TWO FINE GAEL ministers who met with Michael Lowry after the publication of the Moriarty Tribunal’s report, which made adverse finding about Lowry, have defended doing so.
Minister for Health James Reilly said he met with Lowry, along with other ministers and some members of the public, over a nursing home in Lowry’s constituency.
“I can’t refuse to meet with public representatives,” Reilly told RTÉ’s Morning Ireland, pointing out that Lowry had received a third of the vote of North Tipperary.
Reilly said that although Fine Gael had imposed the strongest censure available to them upon Lowry – removal from the party – Lowry nevertheless had been given a mandate by the voters, and that those who had supported him were entitled to be represented.
“Am I to refuse to meet TDs because of pasty issues?” he asked. “We live in a democracy and people are elected democratically.”
Minister for Finance Michael Noonan has also admitted to meeting Lowry after the publication of the report, saying that Lowry had led a delegation from Foróige to a meeting at his office and that he tried to accommodate requests from all elected representatives, reports RTÉ.
Yesterday, Environment Minister Phil Hogan released the minutes of the meeting he held with Lowry just days after the publication of the Moriarty Tribunal report.
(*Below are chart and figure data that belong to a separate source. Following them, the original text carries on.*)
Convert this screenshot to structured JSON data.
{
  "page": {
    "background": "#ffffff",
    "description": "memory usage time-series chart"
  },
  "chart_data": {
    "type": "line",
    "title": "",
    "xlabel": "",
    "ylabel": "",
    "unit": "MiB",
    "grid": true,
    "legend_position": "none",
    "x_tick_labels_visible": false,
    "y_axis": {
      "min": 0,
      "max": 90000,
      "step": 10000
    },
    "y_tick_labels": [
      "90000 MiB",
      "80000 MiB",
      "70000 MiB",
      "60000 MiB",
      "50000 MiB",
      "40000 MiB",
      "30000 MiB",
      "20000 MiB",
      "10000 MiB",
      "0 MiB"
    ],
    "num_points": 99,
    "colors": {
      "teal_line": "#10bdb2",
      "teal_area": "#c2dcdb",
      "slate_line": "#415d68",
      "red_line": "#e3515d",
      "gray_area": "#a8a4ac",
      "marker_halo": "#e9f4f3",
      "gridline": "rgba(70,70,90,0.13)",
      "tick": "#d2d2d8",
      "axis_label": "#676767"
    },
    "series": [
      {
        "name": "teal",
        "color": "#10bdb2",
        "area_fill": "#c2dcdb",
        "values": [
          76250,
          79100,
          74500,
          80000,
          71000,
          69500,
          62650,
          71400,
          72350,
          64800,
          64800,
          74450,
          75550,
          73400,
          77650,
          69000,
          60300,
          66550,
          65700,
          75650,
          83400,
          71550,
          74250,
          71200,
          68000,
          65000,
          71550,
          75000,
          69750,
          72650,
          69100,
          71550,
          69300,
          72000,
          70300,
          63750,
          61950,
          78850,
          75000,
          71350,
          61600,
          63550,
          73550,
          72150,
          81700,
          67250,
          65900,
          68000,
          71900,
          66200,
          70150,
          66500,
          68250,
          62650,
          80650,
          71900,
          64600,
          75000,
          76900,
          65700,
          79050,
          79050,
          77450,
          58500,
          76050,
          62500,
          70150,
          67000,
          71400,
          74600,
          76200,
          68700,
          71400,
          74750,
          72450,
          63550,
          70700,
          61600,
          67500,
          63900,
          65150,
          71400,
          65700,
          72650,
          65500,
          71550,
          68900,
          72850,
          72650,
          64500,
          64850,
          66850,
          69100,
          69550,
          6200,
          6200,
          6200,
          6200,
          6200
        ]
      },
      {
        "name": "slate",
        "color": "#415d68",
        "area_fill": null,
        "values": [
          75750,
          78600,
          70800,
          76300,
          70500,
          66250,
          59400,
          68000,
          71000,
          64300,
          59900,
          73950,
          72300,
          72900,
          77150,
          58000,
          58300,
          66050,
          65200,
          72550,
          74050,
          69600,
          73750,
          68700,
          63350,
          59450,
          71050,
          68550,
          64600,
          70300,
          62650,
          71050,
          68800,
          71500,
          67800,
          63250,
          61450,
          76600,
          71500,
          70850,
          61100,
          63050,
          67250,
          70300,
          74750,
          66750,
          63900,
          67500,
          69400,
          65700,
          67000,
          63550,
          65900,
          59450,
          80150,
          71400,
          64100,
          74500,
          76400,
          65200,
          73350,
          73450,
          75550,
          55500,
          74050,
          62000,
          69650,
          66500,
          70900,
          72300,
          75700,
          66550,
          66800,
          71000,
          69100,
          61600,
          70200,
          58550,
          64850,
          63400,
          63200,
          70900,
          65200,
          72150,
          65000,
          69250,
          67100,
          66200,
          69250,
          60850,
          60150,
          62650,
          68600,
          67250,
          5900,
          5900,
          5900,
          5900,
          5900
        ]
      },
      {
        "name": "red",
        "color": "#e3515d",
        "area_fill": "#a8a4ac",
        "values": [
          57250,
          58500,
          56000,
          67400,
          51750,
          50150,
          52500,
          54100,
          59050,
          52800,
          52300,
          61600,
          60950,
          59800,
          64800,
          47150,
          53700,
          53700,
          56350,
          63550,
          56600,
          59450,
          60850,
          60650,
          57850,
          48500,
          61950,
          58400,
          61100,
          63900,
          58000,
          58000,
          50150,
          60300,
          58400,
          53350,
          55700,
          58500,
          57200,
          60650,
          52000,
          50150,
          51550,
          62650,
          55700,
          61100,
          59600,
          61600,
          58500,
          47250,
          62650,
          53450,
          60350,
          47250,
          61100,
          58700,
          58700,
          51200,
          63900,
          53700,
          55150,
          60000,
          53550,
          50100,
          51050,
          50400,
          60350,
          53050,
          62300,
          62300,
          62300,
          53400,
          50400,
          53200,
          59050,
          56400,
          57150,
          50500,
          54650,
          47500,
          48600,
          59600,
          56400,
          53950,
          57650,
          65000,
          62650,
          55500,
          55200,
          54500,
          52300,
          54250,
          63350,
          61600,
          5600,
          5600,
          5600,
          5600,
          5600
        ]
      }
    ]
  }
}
The minutes show that the meeting on 28 March 2011 was attended by Minister Hogan, Deputy Lowry, two officials from the Department of Environment, and two people from a company called Filmco based in Lowry’s constituency, who were lobbying for changes to farm waste legislation.
The Moriarty report found that Lowry was an “insidious and pervasive influence” on the awarding of Ireland’s second GSM mobile phone licence to Denis O’Brien’s Esat Digifone consortium.